Десятник отступил в сторону, пропуская Всеволода.
В коридоре стояли ещё несколько дружинников с обнажёнными головами. Шлемы и шапки — в руках. Взгляды — в сторону. Ратники молча расступились. Всеволод молча прошёл мимо.
Он смотрел прямо перед собой, стараясь не встречаться взглядами с воинами. Ни с живыми ещё, ни, тем более, с уже мёртвыми.
Погубил! Это он их погубил! Всех пятерых! Ни за что! Он, Всеволод! Ослеплённый страстью, не желавший прислушиваться к советам тевтонского старца-воеводы, не распознавший явной опасности.
Погубил! Полдесятка своих бойцов отдал на поживу коварной нечисти, прикидывавшейся… Э-э-э, да чего уж там! Всё ведь ясно как Божий день. Дружинники несли стражу. Как положено — спиной к двери, лицом к коридору. И кто мог знать, что запертая дверца вдруг тихонько откроется, и что на стражей… и что из-за той открытой двери…
А что — на стражей? Что — из-за двери?
Что явилось оттуда?
Кем же ты была? Кто ты есть на самом деле, проклятая Эржебетт? Тёмная тварь с лицом безобидной юницы и с глазами цвета мёртвых вод, в которых можно увидеть своё отражение перевёрнутым вверх ногами?

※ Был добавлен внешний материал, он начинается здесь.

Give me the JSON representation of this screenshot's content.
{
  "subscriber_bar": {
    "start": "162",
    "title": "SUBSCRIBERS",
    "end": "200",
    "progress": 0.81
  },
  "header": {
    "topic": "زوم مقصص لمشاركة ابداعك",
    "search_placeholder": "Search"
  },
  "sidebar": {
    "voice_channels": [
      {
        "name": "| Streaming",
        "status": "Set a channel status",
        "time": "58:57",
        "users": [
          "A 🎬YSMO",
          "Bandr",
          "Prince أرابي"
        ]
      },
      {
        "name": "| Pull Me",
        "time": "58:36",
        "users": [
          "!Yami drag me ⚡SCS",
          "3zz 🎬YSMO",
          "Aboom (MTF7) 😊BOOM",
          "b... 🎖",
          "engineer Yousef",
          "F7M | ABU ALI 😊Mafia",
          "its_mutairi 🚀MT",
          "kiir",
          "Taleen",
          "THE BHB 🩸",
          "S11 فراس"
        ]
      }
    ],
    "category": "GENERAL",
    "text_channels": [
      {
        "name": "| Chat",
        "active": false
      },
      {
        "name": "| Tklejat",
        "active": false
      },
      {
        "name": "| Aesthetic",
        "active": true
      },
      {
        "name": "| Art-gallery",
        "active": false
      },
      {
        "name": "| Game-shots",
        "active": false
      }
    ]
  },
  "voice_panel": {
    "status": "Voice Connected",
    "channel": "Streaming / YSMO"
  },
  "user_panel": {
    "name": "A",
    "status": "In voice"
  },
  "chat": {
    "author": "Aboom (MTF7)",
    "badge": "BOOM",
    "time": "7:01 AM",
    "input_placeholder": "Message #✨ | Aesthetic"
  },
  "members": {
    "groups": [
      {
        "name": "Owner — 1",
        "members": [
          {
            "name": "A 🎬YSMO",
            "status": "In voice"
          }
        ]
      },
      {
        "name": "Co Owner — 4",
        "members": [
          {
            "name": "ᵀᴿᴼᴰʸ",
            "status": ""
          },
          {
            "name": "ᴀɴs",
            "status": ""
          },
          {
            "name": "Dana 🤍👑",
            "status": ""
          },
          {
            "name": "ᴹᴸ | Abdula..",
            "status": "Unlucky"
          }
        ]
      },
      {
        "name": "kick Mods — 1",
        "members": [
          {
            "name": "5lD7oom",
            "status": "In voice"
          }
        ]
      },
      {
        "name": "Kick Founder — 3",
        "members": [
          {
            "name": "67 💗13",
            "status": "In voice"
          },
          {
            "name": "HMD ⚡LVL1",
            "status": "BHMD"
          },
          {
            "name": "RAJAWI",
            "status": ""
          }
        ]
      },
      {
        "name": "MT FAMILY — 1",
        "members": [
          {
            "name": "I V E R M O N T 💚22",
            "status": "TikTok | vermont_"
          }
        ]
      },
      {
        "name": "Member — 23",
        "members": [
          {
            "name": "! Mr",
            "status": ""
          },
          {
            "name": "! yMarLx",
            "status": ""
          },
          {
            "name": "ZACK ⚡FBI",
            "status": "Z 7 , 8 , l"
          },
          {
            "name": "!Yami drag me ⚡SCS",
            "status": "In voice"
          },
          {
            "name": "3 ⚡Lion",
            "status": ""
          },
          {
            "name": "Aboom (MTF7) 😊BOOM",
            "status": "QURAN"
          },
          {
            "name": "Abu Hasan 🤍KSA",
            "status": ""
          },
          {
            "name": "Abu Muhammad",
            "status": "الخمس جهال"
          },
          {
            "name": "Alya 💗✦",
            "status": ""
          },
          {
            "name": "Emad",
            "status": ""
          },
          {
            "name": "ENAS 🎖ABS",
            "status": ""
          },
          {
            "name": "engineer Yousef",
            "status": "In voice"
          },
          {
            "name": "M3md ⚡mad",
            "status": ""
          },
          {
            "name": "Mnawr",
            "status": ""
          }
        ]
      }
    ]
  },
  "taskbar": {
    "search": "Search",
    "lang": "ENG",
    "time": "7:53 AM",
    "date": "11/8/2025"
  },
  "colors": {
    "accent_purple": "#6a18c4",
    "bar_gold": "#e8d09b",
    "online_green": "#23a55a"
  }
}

И как ты одна, с незажившей раной в ноге одолела пятерых хорошо обученных и вооружённых ратников? Как могла так долго — и днём и ночью — скрывать свою истинную суть? Как одолевала неодолимую жажду крови? Как терпела солнце над собою и жгучее серебро доспеха на себе?
Да, много тут ещё оставалось непонятного.
Но главное-то уже ясно.
Всеволод вновь шагал по переходам, коридорам и лестницам, внутреннего замка. Бежал, царапая шпорами каменные ступени и плиты зал. Да только от себя-то не убежишь!
Эх, Эржебетт, Эржебетт! Величайшим счастьем для тебя будет, если не попадёшься сейчас, под горячую руку. Да и после…
— Найду! — зло цедил Всеволод сквозь зубы. — Убью! Пять раз убью тёмное отродье! По разу — за каждого испитого дружинника. Нет — десять раз по пять! Сто!..
Глава 37
На замковом дворе к нему подскочил обеспокоенный кастелян.
— Что-то случилось, русич? На тебе лица нет!
Всеволод зыркнул на него исподлобья. Тевтон осёкся, отшатнулся.
— Кто-нибудь входил в главную башню, Томас?
Однорукий рыцарь энергично замотал головой:
— Никого не было. Все снаружи работали. Только ваши воины, которые…
«Охраняли упырицу…»
— А кто-нибудь, выходил? — перебил, не дослушав, Всеволод.
— Откуда? — не понял тевтон.
— Из башни! Из внутреннего детинца!
— Нет, — растерянно захлопал глазами рыцарь.
— Кто-нибудь вообще покидал замок, пока нас не было?
— Ну… кто за стенами трудился — тот и покидал. Ещё кнехты падаль вывозили. Ещё за дровами для рва в лес ездили.
— А дозоры? Дозоры на стенах были?
— На стенах — нет. Только на наблюдательной площадке донжона. Да ваш же боец там и стоит. Ещё один дозорный — над воротами. Никто бы не смог пройти через них незамеченным.